Diversity has been a watchword for the arts in 2016 so far -- the lack of ethnic minority nominees for the Academy and Brit Awards, were the subject of social media campaigns under the hashtags #OscarsSoWhite and #BritsSoWhite.
Even US President Barack Obama addressed the issue, telling regional television anchors: "I think that when everyone's story is told then that makes for better art... And I think the Oscar debate is really just an expression of this broader issue. Are we making sure that everybody is getting a fair shot?"
Rai concedes that although diversity is being discussed more in publishing, the industry is only paying lip service to the idea, with token minority authors, rather than making wholesale changes to improve the situation.
He warns this reluctance to take risks, challenge orthodoxy, and seek out unheard voices in society is not only failing aspiring writers, but readers as well.
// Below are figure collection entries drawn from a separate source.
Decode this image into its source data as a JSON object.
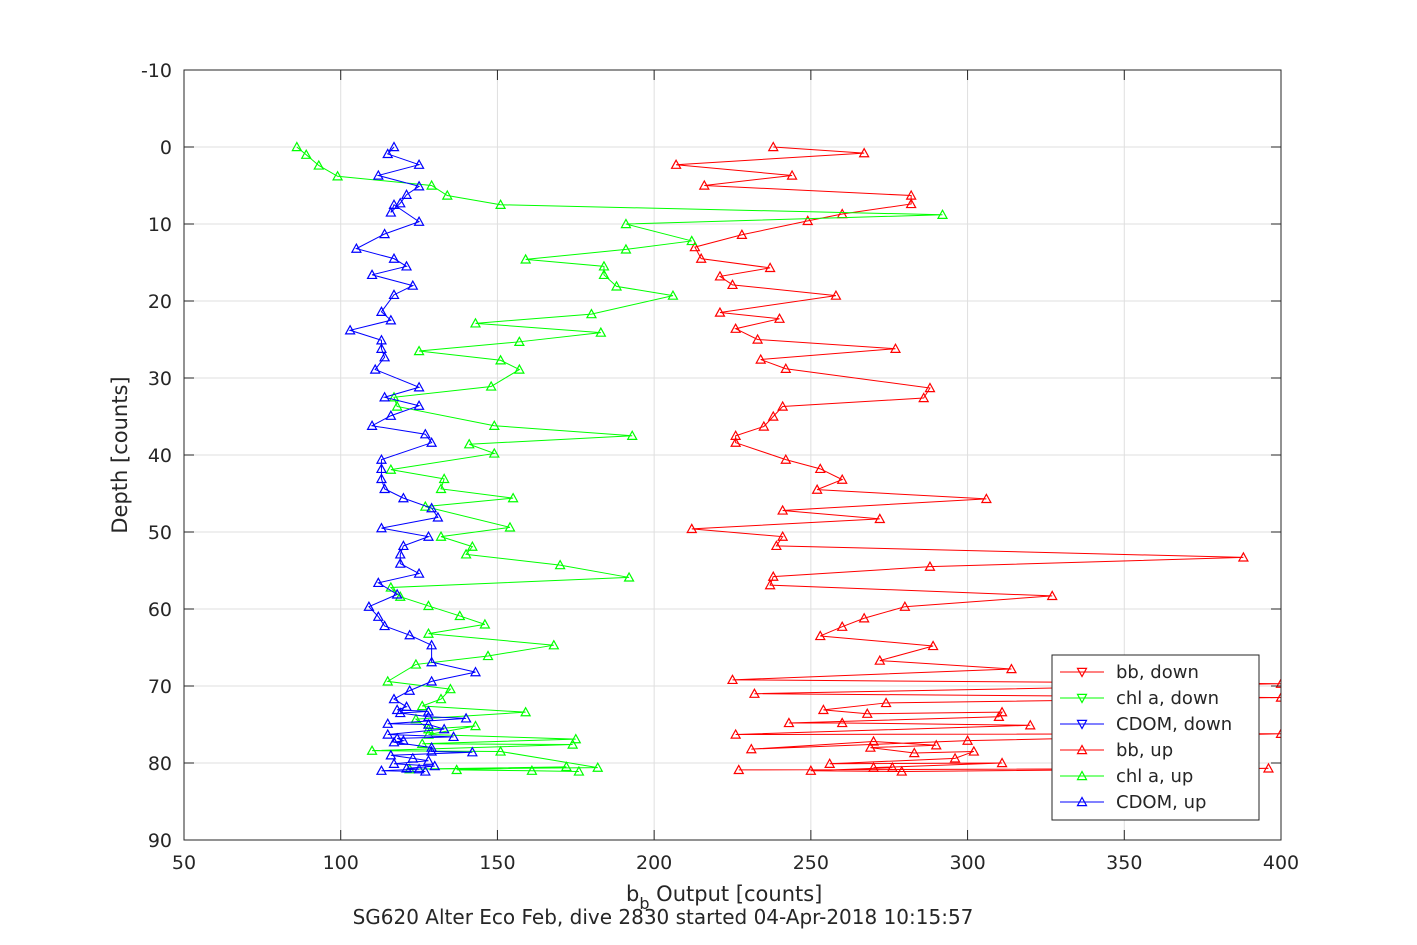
{
  "figure": {
    "caption": "SG620 Alter Eco Feb, dive 2830 started 04-Apr-2018 10:15:57"
  },
  "chart_data": {
    "type": "line",
    "xlabel_main": "b",
    "xlabel_sub": "b",
    "xlabel_rest": " Output [counts]",
    "ylabel": "Depth [counts]",
    "xlim": [
      50,
      400
    ],
    "ylim": [
      -10,
      90
    ],
    "y_reversed": true,
    "grid": true,
    "xticks": [
      50,
      100,
      150,
      200,
      250,
      300,
      350,
      400
    ],
    "yticks": [
      -10,
      0,
      10,
      20,
      30,
      40,
      50,
      60,
      70,
      80,
      90
    ],
    "legend_position": "bottom-right",
    "legend": [
      {
        "label": "bb, down",
        "color": "#ff0000",
        "marker": "down"
      },
      {
        "label": "chl a, down",
        "color": "#00ff00",
        "marker": "down"
      },
      {
        "label": "CDOM, down",
        "color": "#0000ff",
        "marker": "down"
      },
      {
        "label": "bb, up",
        "color": "#ff0000",
        "marker": "up"
      },
      {
        "label": "chl a, up",
        "color": "#00ff00",
        "marker": "up"
      },
      {
        "label": "CDOM, up",
        "color": "#0000ff",
        "marker": "up"
      }
    ],
    "series": [
      {
        "name": "bb, up",
        "color": "#ff0000",
        "marker": "up",
        "x": [
          238,
          267,
          207,
          244,
          216,
          282,
          282,
          260,
          249,
          228,
          213,
          215,
          237,
          221,
          225,
          258,
          221,
          240,
          226,
          233,
          277,
          234,
          242,
          288,
          286,
          241,
          238,
          235,
          226,
          226,
          242,
          253,
          260,
          252,
          306,
          241,
          272,
          212,
          241,
          239,
          388,
          288,
          238,
          237,
          327,
          280,
          267,
          260,
          253,
          289,
          272,
          314,
          225,
          400,
          232,
          400,
          274,
          254,
          268,
          311,
          310,
          243,
          260,
          320,
          226,
          400,
          300,
          231,
          270,
          290,
          269,
          283,
          302,
          296,
          256,
          311,
          270,
          276,
          250,
          279,
          396,
          227
        ],
        "y": [
          0,
          0.8,
          2.3,
          3.7,
          5,
          6.3,
          7.4,
          8.7,
          9.6,
          11.4,
          13,
          14.5,
          15.7,
          16.8,
          17.9,
          19.3,
          21.5,
          22.3,
          23.6,
          25,
          26.2,
          27.6,
          28.8,
          31.3,
          32.6,
          33.7,
          35,
          36.3,
          37.5,
          38.4,
          40.6,
          41.8,
          43.2,
          44.5,
          45.7,
          47.2,
          48.3,
          49.6,
          50.6,
          51.8,
          53.3,
          54.5,
          55.8,
          56.9,
          58.3,
          59.7,
          61.2,
          62.3,
          63.5,
          64.8,
          66.7,
          67.8,
          69.2,
          69.7,
          71,
          71.5,
          72.2,
          73.1,
          73.6,
          73.4,
          74,
          74.8,
          74.8,
          75.1,
          76.3,
          76.2,
          77.1,
          78.2,
          77.2,
          77.7,
          78,
          78.7,
          78.5,
          79.4,
          80.1,
          80,
          80.6,
          80.6,
          81,
          81.1,
          80.7,
          80.9
        ]
      },
      {
        "name": "chl a, up",
        "color": "#00ff00",
        "marker": "up",
        "x": [
          86,
          89,
          93,
          99,
          129,
          134,
          151,
          292,
          191,
          212,
          191,
          159,
          184,
          184,
          188,
          206,
          180,
          143,
          183,
          157,
          125,
          151,
          157,
          148,
          117,
          118,
          149,
          193,
          141,
          149,
          116,
          133,
          132,
          155,
          127,
          154,
          132,
          142,
          140,
          170,
          192,
          116,
          119,
          128,
          138,
          146,
          128,
          168,
          147,
          124,
          115,
          135,
          132,
          126,
          159,
          124,
          128,
          143,
          128,
          175,
          126,
          174,
          110,
          151,
          182,
          122,
          172,
          137,
          161,
          176
        ],
        "y": [
          0,
          1,
          2.4,
          3.8,
          5,
          6.3,
          7.5,
          8.8,
          10,
          12.2,
          13.3,
          14.6,
          15.5,
          16.6,
          18.1,
          19.3,
          21.7,
          22.9,
          24.1,
          25.3,
          26.5,
          27.7,
          28.9,
          31.1,
          32.5,
          33.7,
          36.2,
          37.5,
          38.6,
          39.8,
          41.9,
          43.1,
          44.4,
          45.6,
          46.7,
          49.4,
          50.6,
          51.9,
          52.9,
          54.3,
          55.9,
          57.2,
          58.4,
          59.6,
          60.9,
          62,
          63.2,
          64.7,
          66.1,
          67.2,
          69.4,
          70.4,
          71.7,
          72.6,
          73.4,
          74.3,
          75.6,
          75.2,
          76.3,
          76.9,
          77.5,
          77.6,
          78.4,
          78.5,
          80.6,
          80.8,
          80.5,
          80.9,
          81,
          81.1
        ]
      },
      {
        "name": "CDOM, up",
        "color": "#0000ff",
        "marker": "up",
        "x": [
          117,
          115,
          125,
          112,
          125,
          121,
          119,
          116,
          117,
          125,
          114,
          105,
          117,
          121,
          110,
          123,
          117,
          113,
          116,
          103,
          113,
          113,
          114,
          111,
          125,
          114,
          125,
          116,
          110,
          127,
          129,
          113,
          113,
          113,
          114,
          120,
          129,
          131,
          113,
          128,
          120,
          119,
          119,
          125,
          112,
          118,
          109,
          112,
          114,
          122,
          129,
          129,
          143,
          129,
          122,
          117,
          121,
          118,
          128,
          119,
          128,
          140,
          115,
          128,
          133,
          115,
          136,
          118,
          120,
          117,
          129,
          129,
          142,
          116,
          123,
          128,
          117,
          130,
          121,
          125,
          113,
          127
        ],
        "y": [
          0,
          0.9,
          2.3,
          3.7,
          5.1,
          6.2,
          7.3,
          8.5,
          7.5,
          9.7,
          11.3,
          13.2,
          14.5,
          15.5,
          16.6,
          18,
          19.2,
          21.4,
          22.5,
          23.8,
          25.1,
          26.2,
          27.3,
          28.9,
          31.2,
          32.5,
          33.6,
          34.9,
          36.2,
          37.3,
          38.4,
          40.6,
          41.8,
          43.1,
          44.4,
          45.6,
          46.9,
          48.1,
          49.5,
          50.6,
          51.8,
          52.9,
          54.1,
          55.4,
          56.6,
          58.1,
          59.7,
          61,
          62.2,
          63.4,
          64.7,
          66.9,
          68.2,
          69.4,
          70.6,
          71.7,
          72.7,
          73.1,
          73.3,
          73.5,
          74,
          74.2,
          74.9,
          75,
          75.6,
          76.3,
          76.6,
          76.8,
          77.1,
          77.3,
          78,
          78.5,
          78.6,
          79,
          79.4,
          79.7,
          80.1,
          80.4,
          80.7,
          80.8,
          81,
          81.1
        ]
      }
    ]
  }
}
"If I were dictator for a day, and could change publishing...I would give my entire advertising budget to the rebels and the risk-takers, and the least represented," he says, adding: "It might not make as much profit possibly, but it would add much more to literature.
"Mainstream publishing at present is staid and overly reliant on tried and tested formulas."
Rai, whose debut novel (UN)arranged Marriage has been translated into 11 languages and appears on the GCSE reading list, is also calling for more public libraries and a re-think on the importance of reading and literacy in the UK, which he says are undervalued.